The strongest bricks-and-mortar performers? Technology and shoes.
Tech sales were up 168% compared to the Black Friday weekend of 2019, while shoe stores saw sales increase by 92%.
Meanwhile, consumers flocked online to purchase jewellery. Online stores for shiny things and wearable timepieces saw 312% more sales than they did over 2019's Black Friday weekend.
NAB Business and Private Bank group executive, Andrew Irvine commented on the retail event's popularity, saying:
It may be a trend adopted from our American friends, but it's clear that Black Friday and Cyber Monday are now a strong part of the sales calendar here in Australia.
Sadly, boosted sales didn't automatically equate to share price increases.
The share price of shoe retailer Accent Group Ltd (ASX: AX1) ended Cyber Monday 1.9% lower than it was at Thursday's close. Meanwhile, that of jewellery merchant Lovisa Holdings Ltd (ASX: LOV) slipped 5.1%.
Though, technology retailer JB Hi-Hi Limited (ASX: JBH) has seen its share price gain 0.3% over the same time frame.
Additionally, data from the Australian Bureau of Statistics for the month of October implies that increased spending over the weekend just been wasn't a once off.
The body estimates that turnover and volumes for retail businesses over the month of October rose 4.9% month-on-month and 5.2% in the same month in 2020.
Clothing, footwear, and accessory retailers, alongside department stores, led the chase with spending increasing 27.7% and 22.4% respectively.
Is the ASX retail sector set for an M&A flood?
And the skies ahead might be even more blue (or green) for ASX retail shares.
According to reporting by The Australian, experts believe the sector is ripe for mergers and acquisitions.
They reportedly stated that happenings like Adairs Ltd's (ASX: ADH) recent $80 million purchase of Focus on Furniture might be the new norm, as retailers scramble to make acquisitions to boost future growth.
Additionally, the publication claims some experts point to the recently accepted takeover offer for Australian Pharmaceutical Industries Ltd (ASX: API) – posed by Wesfarmers Ltd (ASX: WES) – as the start of a new trend.
Such a trend could see retailers branching into complimentary spaces to generate more consumer spending.
The publication also claims Universal Store Holdings Ltd (ASX: UNI) looked to get in on the acquisition action.
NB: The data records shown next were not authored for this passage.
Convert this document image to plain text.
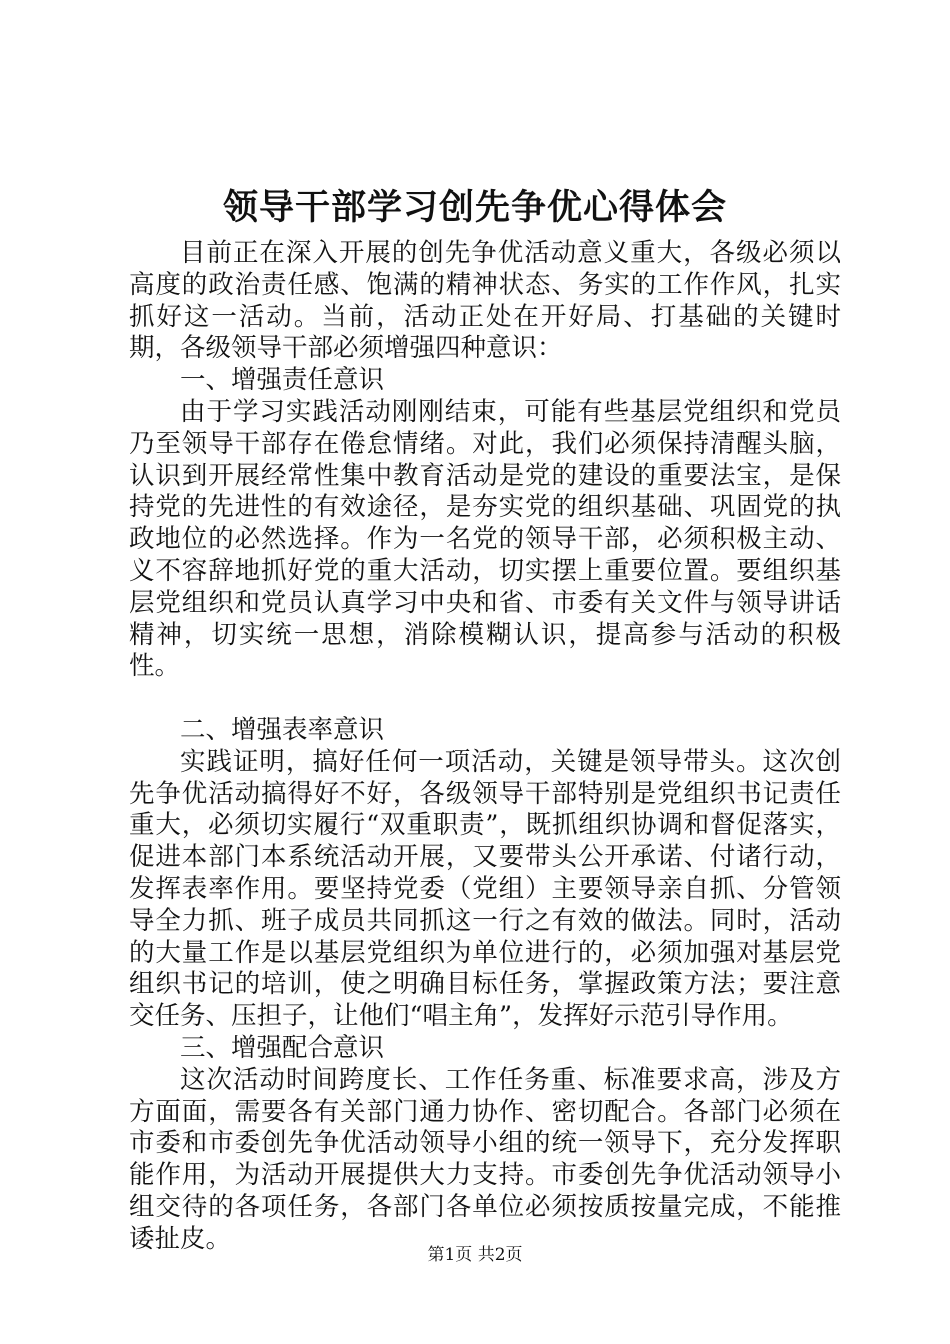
领导干部学习创先争优心得体会

目前正在深入开展的创先争优活动意义重大，各级必须以高度的政治责任感、饱满的精神状态、务实的工作作风，扎实抓好这一活动。当前，活动正处在开好局、打基础的关键时期，各级领导干部必须增强四种意识：

一、增强责任意识

由于学习实践活动刚刚结束，可能有些基层党组织和党员乃至领导干部存在倦怠情绪。对此，我们必须保持清醒头脑，认识到开展经常性集中教育活动是党的建设的重要法宝，是保持党的先进性的有效途径，是夯实党的组织基础、巩固党的执政地位的必然选择。作为一名党的领导干部，必须积极主动、义不容辞地抓好党的重大活动，切实摆上重要位置。要组织基层党组织和党员认真学习中央和省、市委有关文件与领导讲话精神，切实统一思想，消除模糊认识，提高参与活动的积极性。

二、增强表率意识

实践证明，搞好任何一项活动，关键是领导带头。这次创先争优活动搞得好不好，各级领导干部特别是党组织书记责任重大，必须切实履行“双重职责”，既抓组织协调和督促落实，促进本部门本系统活动开展，又要带头公开承诺、付诸行动，发挥表率作用。要坚持党委（党组）主要领导亲自抓、分管领导全力抓、班子成员共同抓这一行之有效的做法。同时，活动的大量工作是以基层党组织为单位进行的，必须加强对基层党组织书记的培训，使之明确目标任务，掌握政策方法；要注意交任务、压担子，让他们“唱主角”，发挥好示范引导作用。

三、增强配合意识

这次活动时间跨度长、工作任务重、标准要求高，涉及方方面面，需要各有关部门通力协作、密切配合。各部门必须在市委和市委创先争优活动领导小组的统一领导下，充分发挥职能作用，为活动开展提供大力支持。市委创先争优活动领导小组交待的各项任务，各部门各单位必须按质按量完成，不能推诿扯皮。

第1页 共2页
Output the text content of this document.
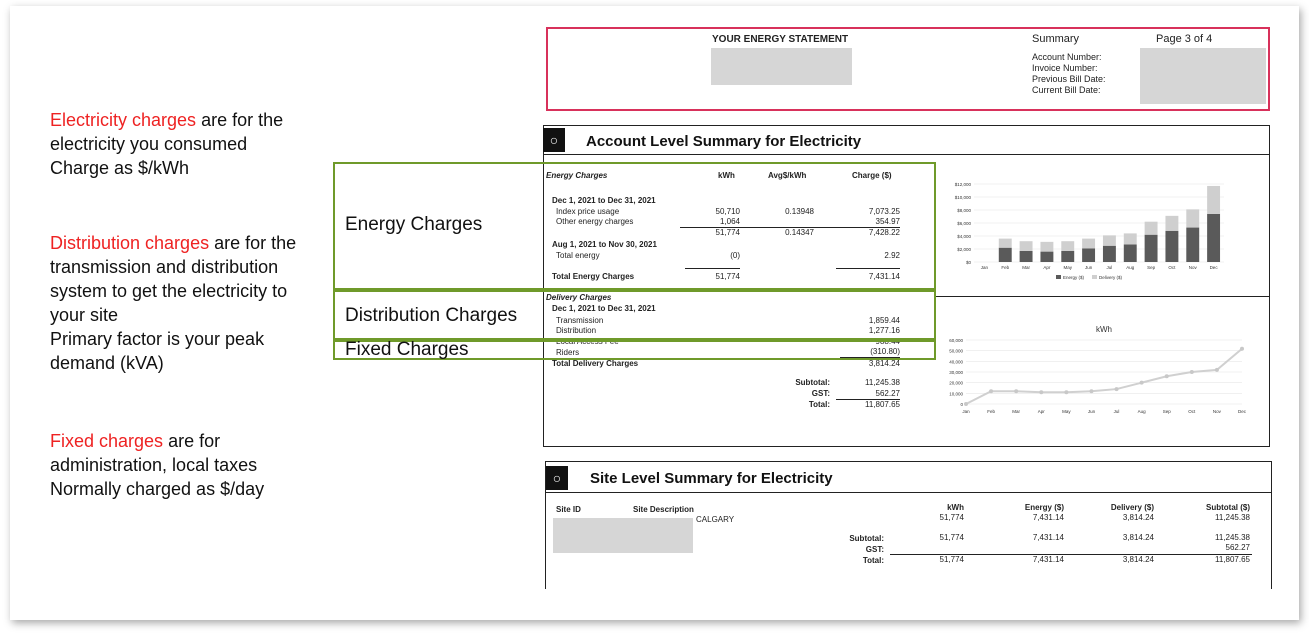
Electricity charges are for the electricity you consumed
Charge as $/kWh
Distribution charges are for the transmission and distribution system to get the electricity to your site
Primary factor is your peak demand (kVA)
Fixed charges are for administration, local taxes
Normally charged as $/day
YOUR ENERGY STATEMENT	Summary	Page 3 of 4
Account Number:
Invoice Number:
Previous Bill Date:
Current Bill Date:
○	Account Level Summary for Electricity
Energy Charges	kWh	Avg$/kWh	Charge ($)
Dec 1, 2021 to Dec 31, 2021
Index price usage	50,710	0.13948	7,073.25
Other energy charges	1,064	354.97
51,774	0.14347	7,428.22
Aug 1, 2021 to Nov 30, 2021
Total energy	(0)	2.92
Total Energy Charges	51,774	7,431.14
Delivery Charges
Dec 1, 2021 to Dec 31, 2021
Transmission	1,859.44
Distribution	1,277.16
Local Access Fee	988.44
Riders	(310.80)
Total Delivery Charges	3,814.24
Subtotal:	11,245.38
GST:	562.27
Total:	11,807.65
$0
$2,000
$4,000
$6,000
$8,000
$10,000
$12,000
Jan	Feb	Mar	Apr	May	Jun	Jul	Aug	Sep	Oct	Nov	Dec
Energy ($)	Delivery ($)
kWh
0
10,000
20,000
30,000
40,000
50,000
60,000
Jan	Feb	Mar	Apr	May	Jun	Jul	Aug	Sep	Oct	Nov	Dec
Energy Charges
Distribution Charges
Fixed Charges
○	Site Level Summary for Electricity
Site ID	Site Description	kWh	Energy ($)	Delivery ($)	Subtotal ($)
CALGARY	51,774	7,431.14	3,814.24	11,245.38
Subtotal:	51,774	7,431.14	3,814.24	11,245.38
GST:	562.27
Total:	51,774	7,431.14	3,814.24	11,807.65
It was reportedly on board to purchase General Pants.
Finally, according to The Australian's experts, acquisition-hungry investors might want to keep an eye on JB Hi-Fi and Super Retail Group Ltd (ASX: SUL). The latter's brands, Super Cheap Auto, Rebel, and Macpac, are said to be on the hunt for acquisitions or mergers.
The Motley Fool Australia reached out to Universal Store for comment but didn't receive an immediate response.